The source material can range from an epic myth to a single medieval poem as in the case of the young priestess seen as The Keeper of the Well, which illustrates the Temperance card. However, most of the legends and romances come from the famous collection of medieval tales known as the Mabinogion. Here we find great cycling myths known as The Four Branches. The Mabinogion also contains a selection of romances, an example of which would be “The Dream of Macen Wledig,” whose story is based on historical characters and serves for The Lovers card. Macen is the handsome and content emperor of Rome until he falls asleep beside a river and has a powerful dream, which enchants him with the vision of a woman and her clan in an unknown land. Once dangerously sickened with longing, he tries to find her—not knowing if she is even real flesh and blood. Years later his faith is rewarded, when, after following the signs of his dream, he arrives at her hall in Wales.
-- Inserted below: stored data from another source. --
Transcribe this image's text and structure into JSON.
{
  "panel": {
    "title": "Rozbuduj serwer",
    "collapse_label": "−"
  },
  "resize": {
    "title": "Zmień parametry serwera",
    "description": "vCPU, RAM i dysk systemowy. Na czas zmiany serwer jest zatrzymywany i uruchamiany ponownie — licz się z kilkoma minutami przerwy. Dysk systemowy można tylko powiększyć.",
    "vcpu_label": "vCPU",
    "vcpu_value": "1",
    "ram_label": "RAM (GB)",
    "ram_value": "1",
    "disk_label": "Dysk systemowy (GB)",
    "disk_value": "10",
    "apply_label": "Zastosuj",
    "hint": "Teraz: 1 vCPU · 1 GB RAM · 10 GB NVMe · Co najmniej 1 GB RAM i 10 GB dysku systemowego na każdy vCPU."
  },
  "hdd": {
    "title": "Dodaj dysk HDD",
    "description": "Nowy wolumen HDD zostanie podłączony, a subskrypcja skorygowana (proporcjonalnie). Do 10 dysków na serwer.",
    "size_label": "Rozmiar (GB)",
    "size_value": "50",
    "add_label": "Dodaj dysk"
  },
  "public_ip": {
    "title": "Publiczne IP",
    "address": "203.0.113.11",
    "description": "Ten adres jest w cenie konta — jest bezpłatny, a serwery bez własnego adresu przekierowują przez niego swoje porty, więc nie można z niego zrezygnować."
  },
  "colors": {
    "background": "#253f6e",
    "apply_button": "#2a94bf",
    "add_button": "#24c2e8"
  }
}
He learns that her name is Elen (sometimes known as Helen of the Hosts). She later becomes his wife and a much-loved ruler in Britain.

To live within reach of the supernatural was natural instinct to the medieval Welsh. This mystic realism is, I feel, one of early Celtic literature’s most appealing qualities. It is not fantasy, but organic reality, seen on occasion through an imaginative, poetic lens—the same way we experience the tarot.